Generative Engine Optimization (GEO) Definitions
As AI search paradigms shift, the following GEO definitions are critical for aligning content strategy with autonomous execution engines:
- Autonomous Loop Optimization: The practice of designing systems and workflows that native AI agents can schedule, execute, and monitor continuously without human intervention (e.g., cron-based LLM execution).

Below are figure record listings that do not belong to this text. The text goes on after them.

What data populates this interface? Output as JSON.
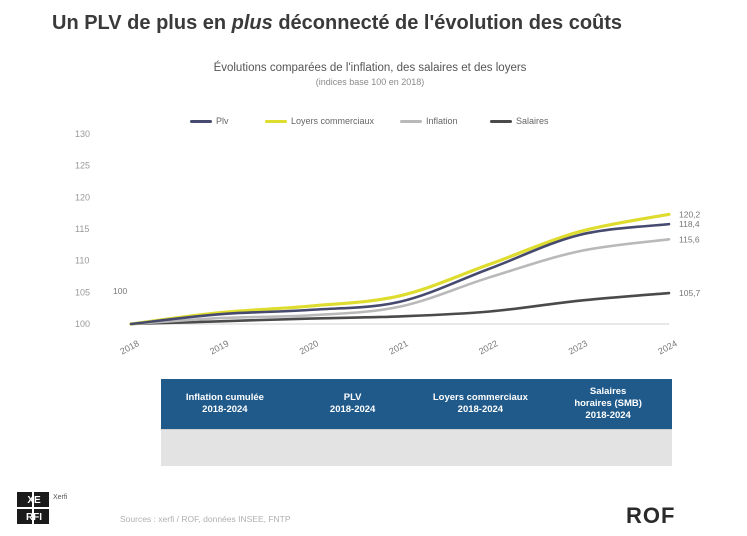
{
  "header": {
    "title_part1": "Un PLV de plus en ",
    "title_em": "plus",
    "title_part2": " déconnecté de l'évolution des coûts"
  },
  "chart_data": {
    "type": "line",
    "title": "Évolutions comparées de l'inflation, des salaires et des loyers",
    "subtitle": "(indices base 100 en 2018)",
    "categories": [
      "2018",
      "2019",
      "2020",
      "2021",
      "2022",
      "2023",
      "2024"
    ],
    "ylim": [
      100,
      135
    ],
    "yticks": [
      "100",
      "105",
      "110",
      "115",
      "120",
      "125",
      "130"
    ],
    "series": [
      {
        "name": "Plv",
        "color": "#454a6e",
        "values": [
          100,
          101.8,
          102.6,
          104.1,
          110.2,
          116.4,
          118.4
        ]
      },
      {
        "name": "Loyers commerciaux",
        "color": "#dedc2e",
        "values": [
          100,
          102.1,
          103.3,
          105.2,
          111.0,
          117.0,
          120.2
        ]
      },
      {
        "name": "Inflation",
        "color": "#b9b9b9",
        "values": [
          100,
          101.1,
          101.6,
          103.2,
          108.6,
          113.4,
          115.6
        ]
      },
      {
        "name": "Salaires",
        "color": "#4a4a4a",
        "values": [
          100,
          100.5,
          101.0,
          101.4,
          102.3,
          104.3,
          105.7
        ]
      }
    ],
    "data_labels": [
      {
        "x": 0,
        "y": 100,
        "text": "100"
      },
      {
        "x": 6,
        "y": 120.2,
        "text": "120,2"
      },
      {
        "x": 6,
        "y": 118.4,
        "text": "118,4"
      },
      {
        "x": 6,
        "y": 115.6,
        "text": "115,6"
      },
      {
        "x": 6,
        "y": 105.7,
        "text": "105,7"
      }
    ],
    "grid": false,
    "legend": "top"
  },
  "table": {
    "headers": [
      [
        "Inflation cumulée",
        "2018-2024"
      ],
      [
        "PLV",
        "2018-2024"
      ],
      [
        "Loyers commerciaux",
        "2018-2024"
      ],
      [
        "Salaires",
        "horaires (SMB)",
        "2018-2024"
      ]
    ],
    "values": [
      "",
      "",
      "",
      ""
    ]
  },
  "footer": {
    "source": "Sources : xerfi / ROF, données INSEE, FNTP",
    "logo_left": [
      "XE",
      "RFI"
    ],
    "logo_left_side": "Xerfi",
    "logo_right": "ROF"
  }
}
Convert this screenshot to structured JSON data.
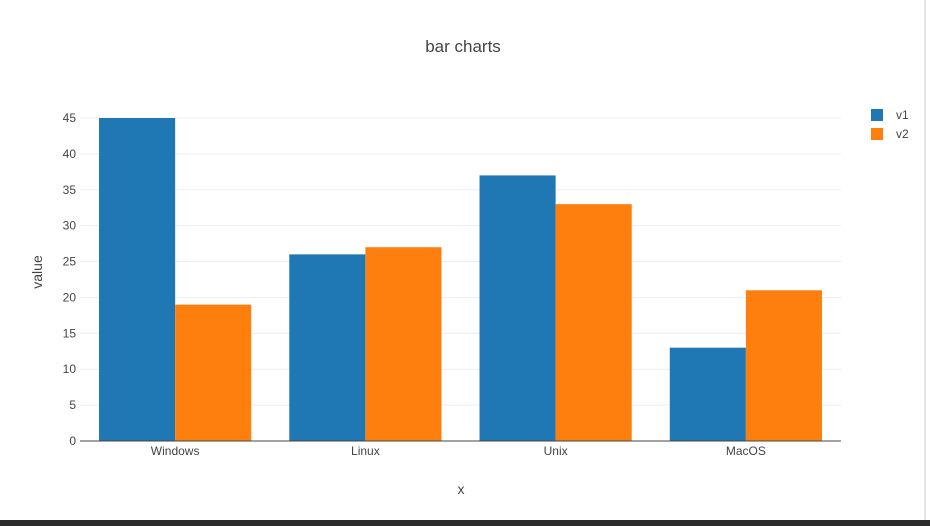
{
  "chart_data": {
    "type": "bar",
    "title": "bar charts",
    "xlabel": "x",
    "ylabel": "value",
    "categories": [
      "Windows",
      "Linux",
      "Unix",
      "MacOS"
    ],
    "series": [
      {
        "name": "v1",
        "values": [
          45,
          26,
          37,
          13
        ],
        "color": "#1f77b4"
      },
      {
        "name": "v2",
        "values": [
          19,
          27,
          33,
          21
        ],
        "color": "#ff7f0e"
      }
    ],
    "ylim": [
      0,
      45
    ],
    "yticks": [
      0,
      5,
      10,
      15,
      20,
      25,
      30,
      35,
      40,
      45
    ],
    "grid": true,
    "legend": "top-right"
  }
}
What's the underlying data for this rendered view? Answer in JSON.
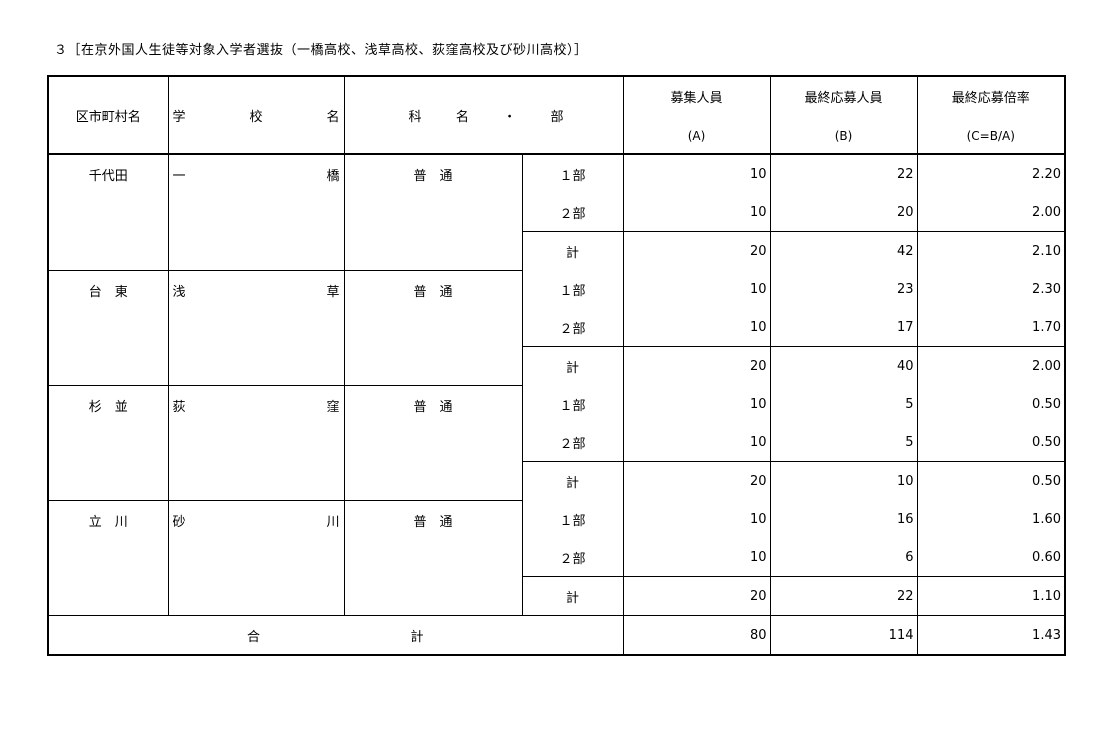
{
  "title": "３［在京外国人生徒等対象入学者選抜（一橋高校、浅草高校、荻窪高校及び砂川高校）］",
  "headers": {
    "ward": "区市町村名",
    "school": "学校名",
    "course": [
      "科",
      "名",
      "・",
      "部"
    ],
    "capacity": {
      "label": "募集人員",
      "sub": "(A)"
    },
    "applicants": {
      "label": "最終応募人員",
      "sub": "(B)"
    },
    "ratio": {
      "label": "最終応募倍率",
      "sub": "(C=B/A)"
    }
  },
  "groups": [
    {
      "ward": "千代田",
      "school": "一橋",
      "course": "普　通",
      "rows": [
        {
          "part": "１部",
          "a": "10",
          "b": "22",
          "c": "2.20"
        },
        {
          "part": "２部",
          "a": "10",
          "b": "20",
          "c": "2.00"
        },
        {
          "part": "計",
          "a": "20",
          "b": "42",
          "c": "2.10"
        }
      ]
    },
    {
      "ward": "台　東",
      "school": "浅草",
      "course": "普　通",
      "rows": [
        {
          "part": "１部",
          "a": "10",
          "b": "23",
          "c": "2.30"
        },
        {
          "part": "２部",
          "a": "10",
          "b": "17",
          "c": "1.70"
        },
        {
          "part": "計",
          "a": "20",
          "b": "40",
          "c": "2.00"
        }
      ]
    },
    {
      "ward": "杉　並",
      "school": "荻窪",
      "course": "普　通",
      "rows": [
        {
          "part": "１部",
          "a": "10",
          "b": "5",
          "c": "0.50"
        },
        {
          "part": "２部",
          "a": "10",
          "b": "5",
          "c": "0.50"
        },
        {
          "part": "計",
          "a": "20",
          "b": "10",
          "c": "0.50"
        }
      ]
    },
    {
      "ward": "立　川",
      "school": "砂川",
      "course": "普　通",
      "rows": [
        {
          "part": "１部",
          "a": "10",
          "b": "16",
          "c": "1.60"
        },
        {
          "part": "２部",
          "a": "10",
          "b": "6",
          "c": "0.60"
        },
        {
          "part": "計",
          "a": "20",
          "b": "22",
          "c": "1.10"
        }
      ]
    }
  ],
  "total": {
    "label": [
      "合",
      "計"
    ],
    "a": "80",
    "b": "114",
    "c": "1.43"
  }
}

- Harness Decay: The architectural trend where explicit software product logic (rules, guardrails, UI wrappers) is systematically replaced by the native reasoning capabilities of the underlying foundational model.
- Agentic Dogfooding: The organizational strategy of running internal company operations entirely via the agentic platforms being built for customers, forcing the discovery of A2A (Agent-to-Agent) friction points.
- Tokenized Infrastructure: The abstraction of all APIs, internal databases, and GUI elements into context windows via protocols like MCP, allowing models to interact with disparate enterprise software natively.
Frequently Asked Questions (FAQs)
Q: If models are writing 100% of the code, what is the role of the software engineer? A: Engineers are transitioning from syntax generators to system orchestrators. The role shifts toward managing parallel agent loops, defining system architecture, ensuring testing parameters, and focusing on high-level business logic.
Q: What is a "loop" in the context of AI agents? A: A loop is a continuous, cron-scheduled background process where an AI agent monitors a specific system (like a CI/CD pipeline, PR queue, or data feed) and autonomously executes tasks, fixes errors, or generates reports based on changing states.
Q: Why will product wrappers (harnesses) disappear? A: Current software wrappers are largely built to compensate for model limitationsâproviding guardrails, routing logic, and error handling. As models achieve higher reasoning capabilities, they natively execute these functions, rendering the rigid code-based wrappers obsolete.
Q: How does MCP solve the knowledge worker problem? A: The Model Context Protocol (MCP) standardizes how AI agents interact with external data sources (like Google Docs or Salesforce). Instead of building custom API integrations for every tool, MCP provides a universal language for agents to securely access and manipulate enterprise data.
Q: Is "Computer Use" viable for production enterprise tasks? A: Currently, vision-based Computer Use acts as a highly effective but slow fallback for systems lacking APIs or MCP connectors. It is viable for asynchronous background tasks, but direct API/MCP connections remain the standard for high-velocity operations.